WASHINGTON -- Low-income families, veterans, senior citizens and disabled individuals waiting for assistance under the federal housing voucher program may have to wait even longer as public housing agencies begin to cope with budget cuts that took effect on Friday.
The housing choice voucher program, administered by the Department of Housing and Urban Development, provides subsidies to qualifying individuals and families in need of assistance. In 2012, some 2.1 million families received assistance.
The program has not escaped the across-the-board congressional spending cuts known as sequestration.
The Center on Budget and Policy Priorities, a left-leaning D.C. think tank, estimates 113,414 families will be cut from Section 8 housing choice vouchers as a result of the sequestration. HUD's own estimate is slightly higher, projecting that approximately 125,000 individuals and families could lose assistance.
Nan Roman, president and CEO of the National Alliance to End Homelessness, says that the budget cuts to Section 8 will likely increase instances of homelessness.
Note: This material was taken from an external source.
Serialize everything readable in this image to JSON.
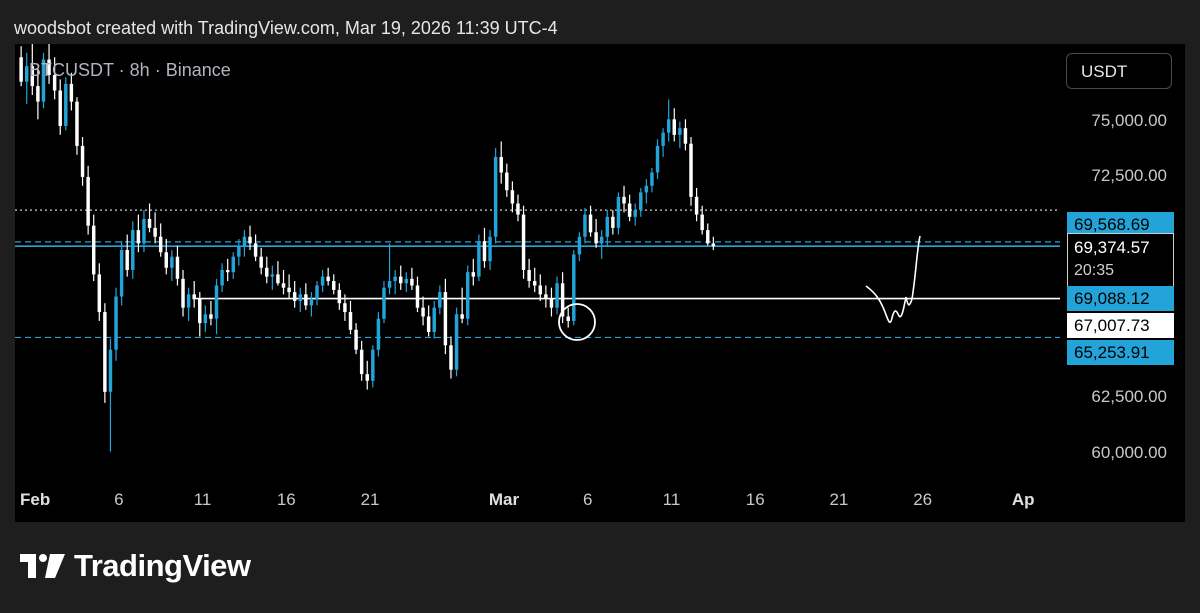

"The potential is that more people become homeless and fewer people are able to leave homelessness," Roman told The Huffington Post. "People who are unstably housed or don't have housing have a really hard time keeping jobs."
In Washington State, the King County Housing Authority announced Thursday that it has suspended issuing new vouchers to those on the general waiting list, but that it is working to ensure that current voucher recipients are "not in imminent danger" of losing assistance.
Like Roman, the King County Housing Authority cited the long-term economic costs of slashing federal funds for Section 8 housing choice vouchers.
"Because rents are so high, many of these families may, quite literally, find themselves out on the street as a result of these arbitrary budget cuts," Stephen Norman, executive director of the King County Housing Authority, said in a statement. "The longer this goes on, the more families will fall through the safety net. The long-term cost to the community will grow."
According to Norman, sequestration will result in roughly 600 fewer families receiving assistance in his county over the next year. The organization says that it currently provides assistance to approximately 11,000 households on any given night.
"Low-income families and individuals struggling with high unemployment in the aftermath of the recession or living on the limited fixed incomes and dealing with rising housing costs should not be shut out of critical safety net programs because of gridlock in Washington, D.C.," Norman added.
According to Roman, the federal government shoud be focusing on increasing -- not decreasing -- the amount allocated toward low-income housing assistance, citing reports that homelessness and worst-case housing needs have been on the rise prior to the budget cuts. Now, Roman is concerned that the sharp reduction in funding will worsen an already growing problem.
"[It's] a significant reduction. I think that [the public housing agencies] have been squeezed quite a bit over the last few years," Roman said. "We should be putting more into housing, not less into housing."
In written testimony to the Senate Committee on Appropriations, HUD Secretary Shaun Donovan urged Congress to approach spending cuts in a more responsible manner, citing the sequestration's damaging effects to the agency's programs.
"Sequestration is a blunt and indiscriminate instrument that was passed to help ensure that action is taken on a balanced deficit reduction package, not as an actual method of deficit reduction via arbitrary budget cuts," Donovan said. "Sequestration is just such a self-inflicted wound that would have devastating effects on our economy and on people across the nation."
In addition to cuts in the housing choice voucher program, the sequestration also reduces funding for other federal rental assistance programs -- including public housing and homeless assistance, which will lose an estimated $304 million and $99 million in the sequester, respectively.